1. A method of detecting colorectal cancer in a subject, the method comprising:
a) measuring the level of expression of two or more colorectal cancer biomarker genes selected from any of the colorectal cancer biomarker genes listed in Table 1 (Panel A) in a biological sample from the subject;
b) comparing the measured expression level of the two or more colorectal cancer biomarker genes in the sample with the measured expression level of the two or more colorectal cancer biomarker genes in a control sample, wherein a difference in the measured expression level of the two more genes in the biological sample relative to the measured expression level of the two or more genes in the control sample indicates that the subject has colorectal cancer.
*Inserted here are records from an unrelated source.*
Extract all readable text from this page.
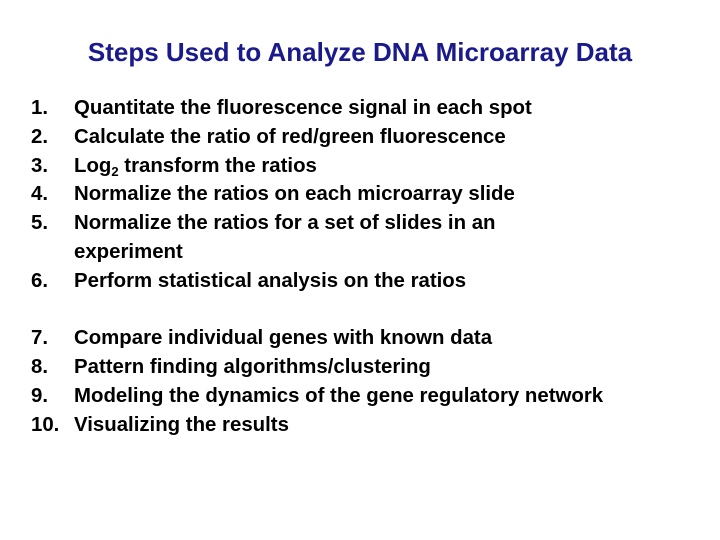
Steps Used to Analyze DNA Microarray Data
1.	Quantitate the fluorescence signal in each spot
2.	Calculate the ratio of red/green fluorescence
3.	Log$_2$ transform the ratios
4.	Normalize the ratios on each microarray slide
5.	Normalize the ratios for a set of slides in an experiment
6.	Perform statistical analysis on the ratios
7.	Compare individual genes with known data
8.	Pattern finding algorithms/clustering
9.	Modeling the dynamics of the gene regulatory network
10. Visualizing the results
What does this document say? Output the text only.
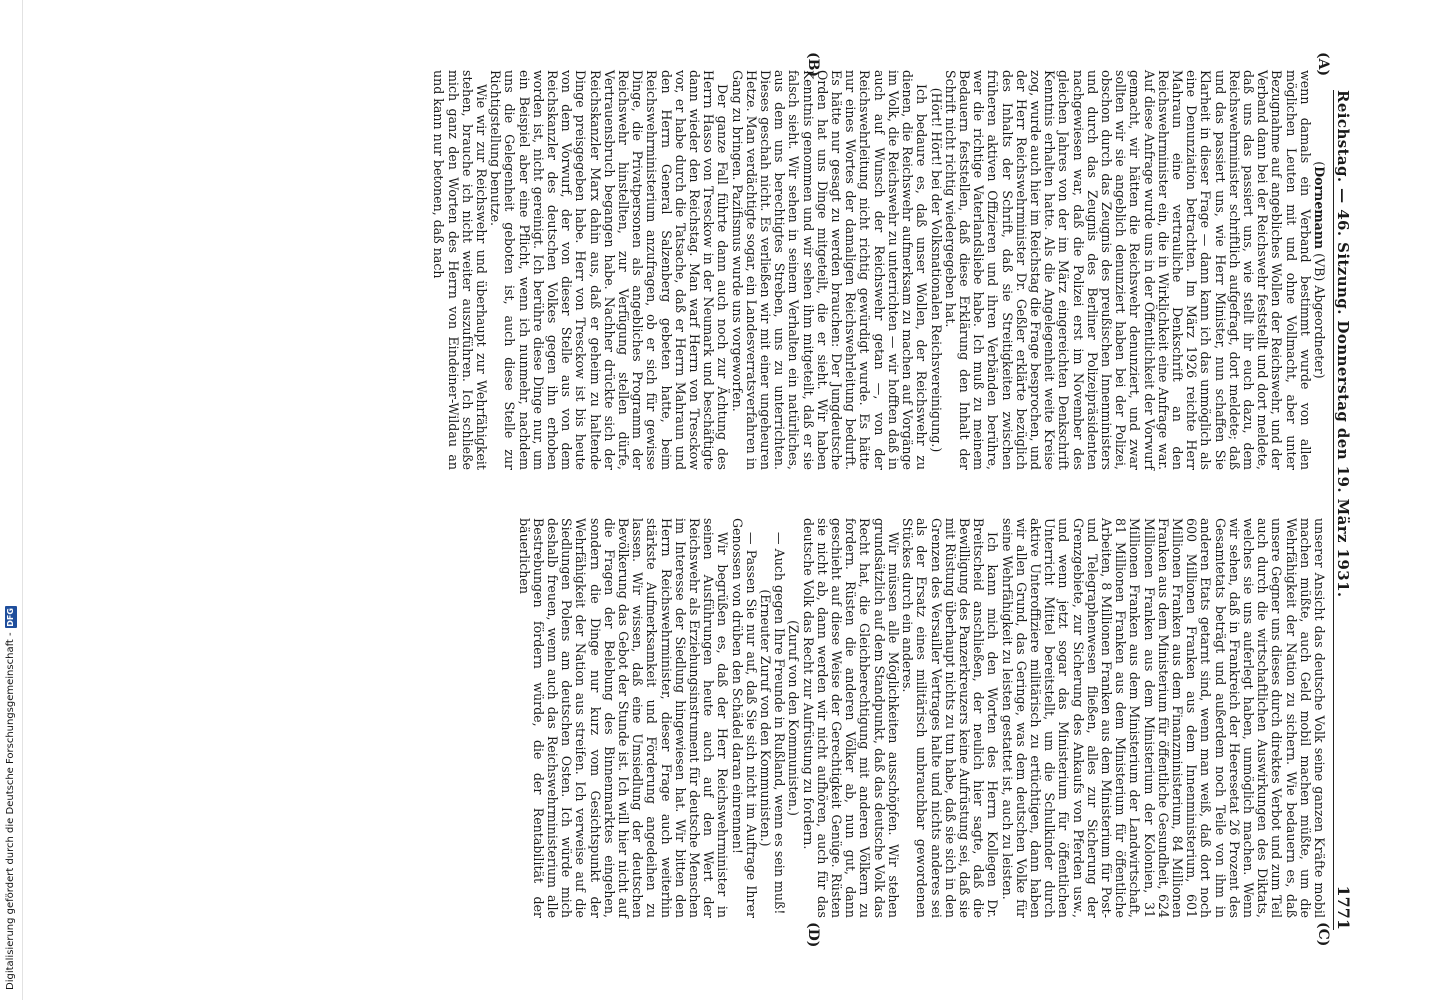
Digitalisierung gefördert durch die Deutsche Forschungsgemeinschaft -
DFG
Reichstag. — 46. Sitzung. Donnerstag den 19. März 1931.
1771
(A)
(B)
(C)
(D)

(Dornemann (VB) Abgeordneter)

wenn damals ein Verband bestimmt wurde von allen möglichen Leuten mit und ohne Vollmacht, aber unter Bezugnahme auf angebliches Wollen der Reichswehr, und der Verband dann bei der Reichswehr feststellt und dort meldete, daß uns das passiert uns, wie stellt ihr euch dazu, dem Reichswehrminister schriftlich aufgefragt, dort meldete; daß und das passiert uns, wie Herr Minister, nun schaffen Sie Klarheit in dieser Frage — dann kann ich das unmöglich als eine Denunziation betrachten. Im März 1926 reichte Herr Mahraun eine vertrauliche Denkschrift an den Reichswehrminister ein, die in Wirklichkeit eine Anfrage war. Auf diese Anfrage wurde uns in der Öffentlichkeit der Vorwurf gemacht, wir hätten die Reichswehr denunziert, und zwar sollten wir sie angeblich denunziert haben bei der Polizei, obschon durch das Zeugnis des preußischen Innenministers und durch das Zeugnis des Berliner Polizeipräsidenten nachgewiesen war, daß die Polizei erst im November des gleichen Jahres von der im März eingereichten Denkschrift Kenntnis erhalten hatte. Als die Angelegenheit weite Kreise zog, wurde auch hier im Reichstag die Frage besprochen, und der Herr Reichswehrminister Dr. Geßler erklärte bezüglich des Inhalts der Schrift, daß sie Streitigkeiten zwischen früheren aktiven Offizieren und ihren Verbänden berühre, wer die richtige Vaterlandsliebe habe. Ich muß zu meinem Bedauern feststellen, daß diese Erklärung den Inhalt der Schrift nicht richtig wiedergegeben hat.

(Hört! Hört! bei der Volksnationalen Reichsvereinigung.)

Ich bedaure es, daß unser Wollen, der Reichswehr zu dienen, die Reichswehr aufmerksam zu machen auf Vorgänge im Volk, die Reichswehr zu unterrichten — wir hofften daß in auch auf Wunsch der Reichswehr getan —, von der Reichswehrleitung nicht richtig gewürdigt wurde. Es hätte nur eines Wortes der damaligen Reichswehrleitung bedurft. Es hätte nur gesagt zu werden brauchen: Der Jungdeutsche Orden hat uns Dinge mitgeteilt, die er sieht. Wir haben Kenntnis genommen und wir sehen ihm mitgeteilt, daß er sie falsch sieht. Wir sehen in seinem Verhalten ein natürliches, aus dem uns berechtigtes Streben, uns zu unterrichten. Dieses geschah nicht. Es verließen wir mit einer ungeheuren Hetze. Man verdächtigte sogar, ein Landesverratsverfahren in Gang zu bringen. Pazifismus wurde uns vorgeworfen.

Der ganze Fall führte dann auch noch zur Ächtung des Herrn Hasso von Tresckow in der Neumark und beschäftigte dann wieder den Reichstag. Man warf Herrn von Tresckow vor, er habe durch die Tatsache, daß er Herrn Mahraun und den Herrn General Salzenberg gebeten hatte, beim Reichswehrministerium anzufragen, ob er sich für gewisse Dinge, die Privatpersonen als angebliches Programm der Reichswehr hinstellten, zur Verfügung stellen dürfe, Vertrauensbruch begangen habe. Nachher drückte sich der Reichskanzler Marx dahin aus, daß er geheim zu haltende Dinge preisgegeben habe. Herr von Tresckow ist bis heute von dem Vorwurf, der von dieser Stelle aus von dem Reichskanzler des deutschen Volkes gegen ihn erhoben worden ist, nicht gereinigt. Ich berühre diese Dinge nur, um ein Beispiel aber eine Pflicht, wenn ich nunmehr, nachdem uns die Gelegenheit geboten ist, auch diese Stelle zur Richtigstellung benutze.

Wie wir zur Reichswehr und überhaupt zur Wehrfähigkeit stehen, brauche ich nicht weiter auszuführen. Ich schließe mich ganz den Worten des Herrn von Eindeiner-Wildau an und kann nur betonen, daß nach

unserer Ansicht das deutsche Volk seine ganzen Kräfte mobil machen müßte, auch Geld mobil machen müßte, um die Wehrfähigkeit der Nation zu sichern. Wie bedauern es, daß unsere Gegner uns dieses durch direktes Verbot und zum Teil auch durch die wirtschaftlichen Auswirkungen des Diktats, welches sie uns auferlegt haben, unmöglich machen. Wenn wir sehen, daß in Frankreich der Heeresetat 26 Prozent des Gesamtetats beträgt und außerdem noch Teile von ihm in anderen Etats getarnt sind, wenn man weiß, daß dort noch 600 Millionen Franken aus dem Innenministerium, 601 Millionen Franken aus dem Finanzministerium, 84 Millionen Franken aus dem Ministerium für öffentliche Gesundheit, 624 Millionen Franken aus dem Ministerium der Kolonien, 31 Millionen Franken aus dem Ministerium der Landwirtschaft, 81 Millionen Franken aus dem Ministerium für öffentliche Arbeiten, 8 Millionen Franken aus dem Ministerium für Post- und Telegraphenwesen fließen, alles zur Sicherung der Grenzgebiete, zur Sicherung des Ankaufs von Pferden usw., und wenn jetzt sogar das Ministerium für öffentlichen Unterricht Mittel bereitstellt, um die Schulkinder durch aktive Unteroffiziere militärisch zu ertüchtigen, dann haben wir allen Grund, das Geringe, was dem deutschen Volke für seine Wehrfähigkeit zu leisten gestattet ist, auch zu leisten.

Ich kann mich den Worten des Herrn Kollegen Dr. Breitscheid anschließen, der neulich hier sagte, daß die Bewilligung des Panzerkreuzers keine Aufrüstung sei, daß sie mit Rüstung überhaupt nichts zu tun habe, daß sie sich in den Grenzen des Versailler Vertrages halte und nichts anderes sei als der Ersatz eines militärisch unbrauchbar gewordenen Stückes durch ein anderes.

Wir müssen alle Möglichkeiten ausschöpfen. Wir stehen grundsätzlich auf dem Standpunkt, daß das deutsche Volk das Recht hat, die Gleichberechtigung mit anderen Völkern zu fordern. Rüsten die anderen Völker ab, nun gut, dann geschieht auf diese Weise der Gerechtigkeit Genüge. Rüsten sie nicht ab, dann werden wir nicht aufhören, auch für das deutsche Volk das Recht zur Aufrüstung zu fordern.

(Zuruf von den Kommunisten.)

— Auch gegen Ihre Freunde in Rußland, wenn es sein muß!

(Erneuter Zuruf von den Kommunisten.)

— Passen Sie nur auf, daß Sie sich nicht im Auftrage Ihrer Genossen von drüben den Schädel daran einrennen!

Wir begrüßen es, daß der Herr Reichswehrminister in seinen Ausführungen heute auch auf den Wert der Reichswehr als Erziehungsinstrument für deutsche Menschen im Interesse der Siedlung hingewiesen hat. Wir bitten den Herrn Reichswehrminister, dieser Frage auch weiterhin stärkste Aufmerksamkeit und Förderung angedeihen zu lassen. Wir wissen, daß eine Umsiedlung der deutschen Bevölkerung das Gebot der Stunde ist. Ich will hier nicht auf die Fragen der Belebung des Binnenmarktes eingehen, sondern die Dinge nur kurz vom Gesichtspunkt der Wehrfähigkeit der Nation aus streifen. Ich verweise auf die Siedlungen Polens am deutschen Osten. Ich würde mich deshalb freuen, wenn auch das Reichswehrministerium alle Bestrebungen fördern würde, die der Rentabilität der bäuerlichen
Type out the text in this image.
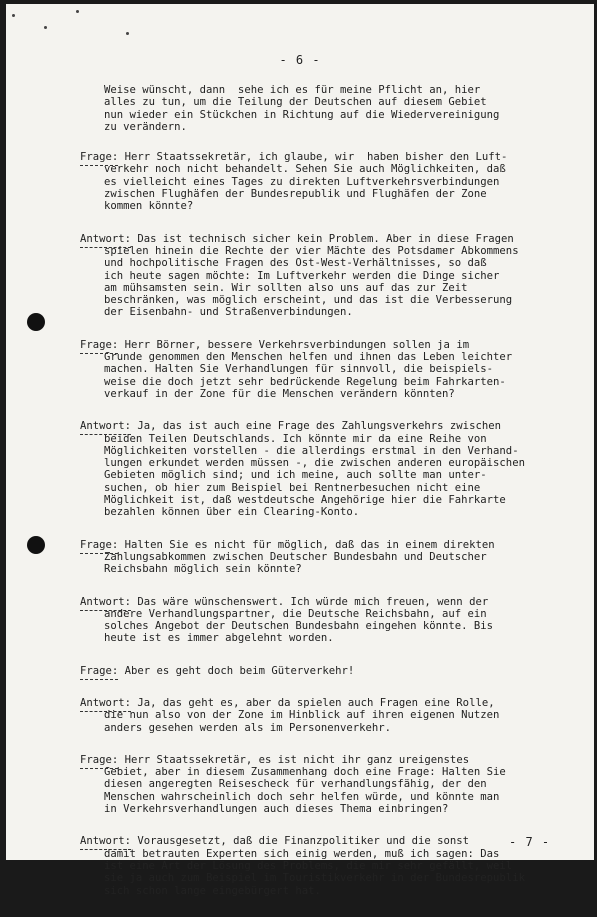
- 6 -
Weise wünscht, dann  sehe ich es für meine Pflicht an, hier
alles zu tun, um die Teilung der Deutschen auf diesem Gebiet
nun wieder ein Stückchen in Richtung auf die Wiedervereinigung
zu verändern.
Frage: Herr Staatssekretär, ich glaube, wir  haben bisher den Luft-
verkehr noch nicht behandelt. Sehen Sie auch Möglichkeiten, daß
es vielleicht eines Tages zu direkten Luftverkehrsverbindungen
zwischen Flughäfen der Bundesrepublik und Flughäfen der Zone
kommen könnte?
Antwort: Das ist technisch sicher kein Problem. Aber in diese Fragen
spielen hinein die Rechte der vier Mächte des Potsdamer Abkommens
und hochpolitische Fragen des Ost-West-Verhältnisses, so daß
ich heute sagen möchte: Im Luftverkehr werden die Dinge sicher
am mühsamsten sein. Wir sollten also uns auf das zur Zeit
beschränken, was möglich erscheint, und das ist die Verbesserung
der Eisenbahn- und Straßenverbindungen.
Frage: Herr Börner, bessere Verkehrsverbindungen sollen ja im
Grunde genommen den Menschen helfen und ihnen das Leben leichter
machen. Halten Sie Verhandlungen für sinnvoll, die beispiels-
weise die doch jetzt sehr bedrückende Regelung beim Fahrkarten-
verkauf in der Zone für die Menschen verändern könnten?
Antwort: Ja, das ist auch eine Frage des Zahlungsverkehrs zwischen
beiden Teilen Deutschlands. Ich könnte mir da eine Reihe von
Möglichkeiten vorstellen - die allerdings erstmal in den Verhand-
lungen erkundet werden müssen -, die zwischen anderen europäischen
Gebieten möglich sind; und ich meine, auch sollte man unter-
suchen, ob hier zum Beispiel bei Rentnerbesuchen nicht eine
Möglichkeit ist, daß westdeutsche Angehörige hier die Fahrkarte
bezahlen können über ein Clearing-Konto.
Frage: Halten Sie es nicht für möglich, daß das in einem direkten
Zahlungsabkommen zwischen Deutscher Bundesbahn und Deutscher
Reichsbahn möglich sein könnte?
Antwort: Das wäre wünschenswert. Ich würde mich freuen, wenn der
andere Verhandlungspartner, die Deutsche Reichsbahn, auf ein
solches Angebot der Deutschen Bundesbahn eingehen könnte. Bis
heute ist es immer abgelehnt worden.
Frage: Aber es geht doch beim Güterverkehr!
Antwort: Ja, das geht es, aber da spielen auch Fragen eine Rolle,
die nun also von der Zone im Hinblick auf ihren eigenen Nutzen
anders gesehen werden als im Personenverkehr.
Frage: Herr Staatssekretär, es ist nicht ihr ganz ureigenstes
Gebiet, aber in diesem Zusammenhang doch eine Frage: Halten Sie
diesen angeregten Reisescheck für verhandlungsfähig, der den
Menschen wahrscheinlich doch sehr helfen würde, und könnte man
in Verkehrsverhandlungen auch dieses Thema einbringen?
Antwort: Vorausgesetzt, daß die Finanzpolitiker und die sonst
damit betrauten Experten sich einig werden, muß ich sagen: Das
ist eine Art der Lösung des Problems, die mir sehr gefällt, weil
sie ja auch zum Beispiel im Touristikverkehr in der Bundesrepublik
sich schon lange eingebürgert hat.
- 7 -
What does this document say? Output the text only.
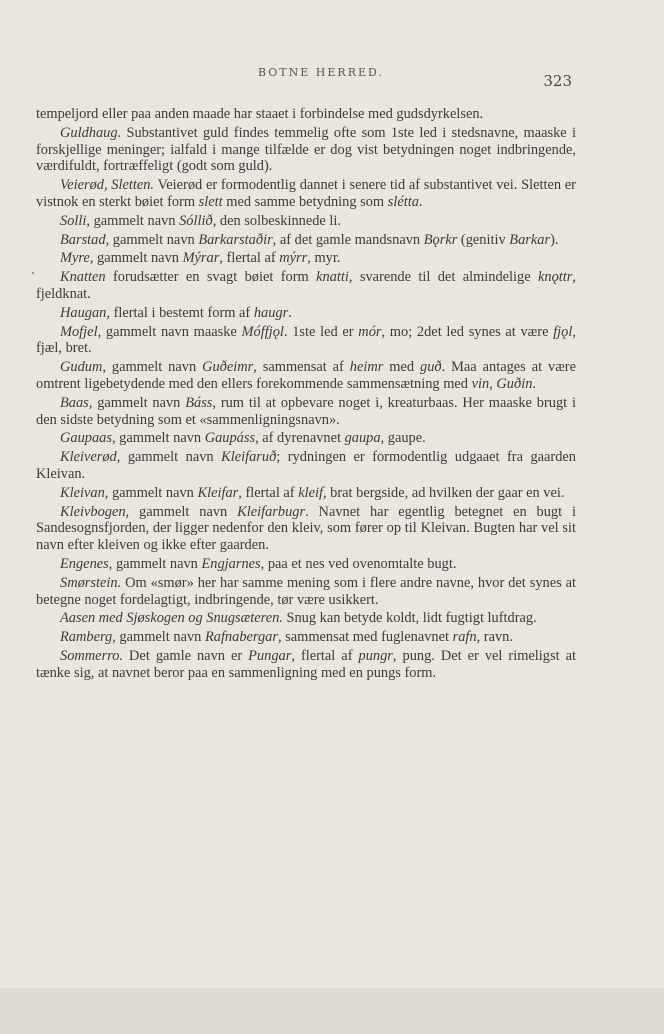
BOTNE HERRED.	323

tempeljord eller paa anden maade har staaet i forbindelse med gudsdyrkelsen.

Guldhaug. Substantivet guld findes temmelig ofte som 1ste led i stedsnavne, maaske i forskjellige meninger; ialfald i mange tilfælde er dog vist betydningen noget indbringende, værdifuldt, fortræffeligt (godt som guld).

Veierød, Sletten. Veierød er formodentlig dannet i senere tid af substantivet vei. Sletten er vistnok en sterkt bøiet form slett med samme betydning som slétta.

Solli, gammelt navn Sóllið, den solbeskinnede li.

Barstad, gammelt navn Barkarstaðir, af det gamle mandsnavn Bǫrkr (genitiv Barkar).

Myre, gammelt navn Mýrar, flertal af mýrr, myr.

Knatten forudsætter en svagt bøiet form knatti, svarende til det almindelige knǫttr, fjeldknat.

Haugan, flertal i bestemt form af haugr.

Mofjel, gammelt navn maaske Móffjǫl. 1ste led er mór, mo; 2det led synes at være fjǫl, fjæl, bret.

Gudum, gammelt navn Guðeimr, sammensat af heimr med guð. Maa antages at være omtrent ligebetydende med den ellers forekommende sammensætning med vin, Guðin.

Baas, gammelt navn Báss, rum til at opbevare noget i, kreaturbaas. Her maaske brugt i den sidste betydning som et «sammenligningsnavn».

Gaupaas, gammelt navn Gaupáss, af dyrenavnet gaupa, gaupe.

Kleiverød, gammelt navn Kleifaruð; rydningen er formodentlig udgaaet fra gaarden Kleivan.

Kleivan, gammelt navn Kleifar, flertal af kleif, brat bergside, ad hvilken der gaar en vei.

Kleivbogen, gammelt navn Kleifarbugr. Navnet har egentlig betegnet en bugt i Sandesognsfjorden, der ligger nedenfor den kleiv, som fører op til Kleivan. Bugten har vel sit navn efter kleiven og ikke efter gaarden.

Engenes, gammelt navn Engjarnes, paa et nes ved ovenomtalte bugt.

Smørstein. Om «smør» her har samme mening som i flere andre navne, hvor det synes at betegne noget fordelagtigt, indbringende, tør være usikkert.

Aasen med Sjøskogen og Snugsæteren. Snug kan betyde koldt, lidt fugtigt luftdrag.

Ramberg, gammelt navn Rafnabergar, sammensat med fuglenavnet rafn, ravn.

Sommerro. Det gamle navn er Pungar, flertal af pungr, pung. Det er vel rimeligst at tænke sig, at navnet beror paa en sammenligning med en pungs form.
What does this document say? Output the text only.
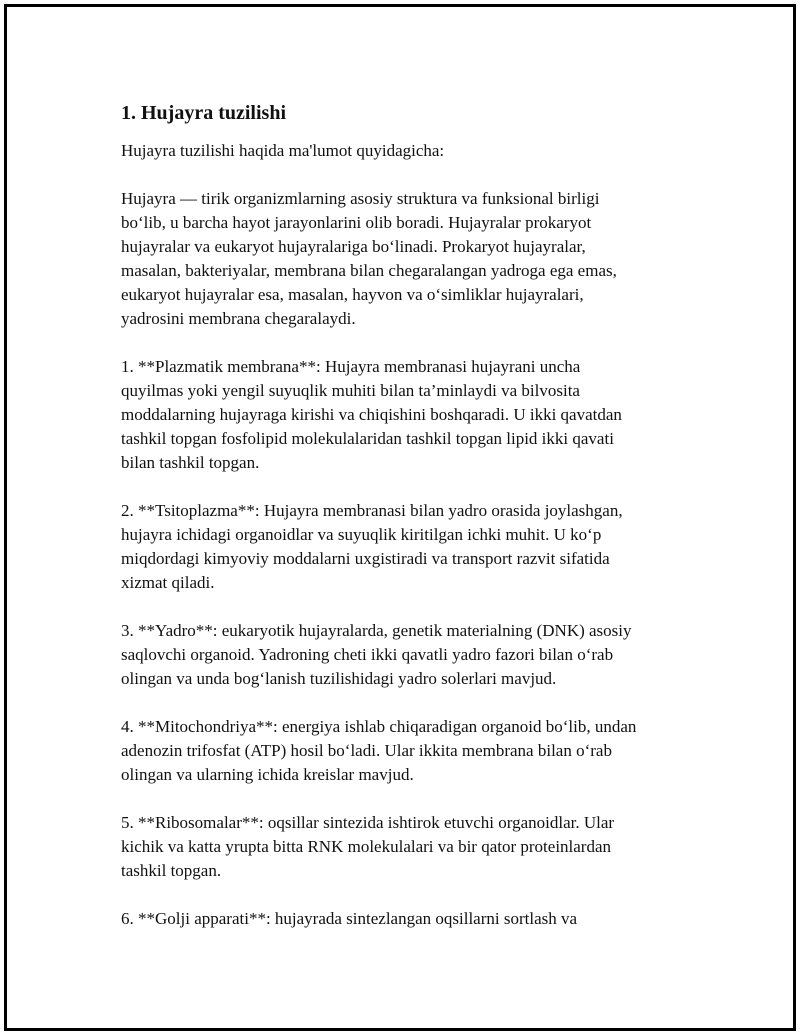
1. Hujayra tuzilishi

Hujayra tuzilishi haqida ma'lumot quyidagicha:

Hujayra — tirik organizmlarning asosiy struktura va funksional birligi
bo‘lib, u barcha hayot jarayonlarini olib boradi. Hujayralar prokaryot
hujayralar va eukaryot hujayralariga bo‘linadi. Prokaryot hujayralar,
masalan, bakteriyalar, membrana bilan chegaralangan yadroga ega emas,
eukaryot hujayralar esa, masalan, hayvon va o‘simliklar hujayralari,
yadrosini membrana chegaralaydi.

1. **Plazmatik membrana**: Hujayra membranasi hujayrani uncha
quyilmas yoki yengil suyuqlik muhiti bilan ta’minlaydi va bilvosita
moddalarning hujayraga kirishi va chiqishini boshqaradi. U ikki qavatdan
tashkil topgan fosfolipid molekulalaridan tashkil topgan lipid ikki qavati
bilan tashkil topgan.

2. **Tsitoplazma**: Hujayra membranasi bilan yadro orasida joylashgan,
hujayra ichidagi organoidlar va suyuqlik kiritilgan ichki muhit. U ko‘p
miqdordagi kimyoviy moddalarni uxgistiradi va transport razvit sifatida
xizmat qiladi.

3. **Yadro**: eukaryotik hujayralarda, genetik materialning (DNK) asosiy
saqlovchi organoid. Yadroning cheti ikki qavatli yadro fazori bilan o‘rab
olingan va unda bog‘lanish tuzilishidagi yadro solerlari mavjud.

4. **Mitochondriya**: energiya ishlab chiqaradigan organoid bo‘lib, undan
adenozin trifosfat (ATP) hosil bo‘ladi. Ular ikkita membrana bilan o‘rab
olingan va ularning ichida kreislar mavjud.

5. **Ribosomalar**: oqsillar sintezida ishtirok etuvchi organoidlar. Ular
kichik va katta yrupta bitta RNK molekulalari va bir qator proteinlardan
tashkil topgan.

6. **Golji apparati**: hujayrada sintezlangan oqsillarni sortlash va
2. The method of claim 1, wherein the two or more colorectal cancer biomarker genes are selected from the colorectal cancer biomarker genes listed in Panel B, Panel C, Panel D, or Panel E.
3-7. (canceled)
8. The method of claim 1, wherein the biological sample is a stool sample.
9. The method of claim 1, wherein the expression level comprises expression of an RNA selected from the group consisting of total RNA, mRNA, ncRNA, rRNA, smRNA, and snoRNA.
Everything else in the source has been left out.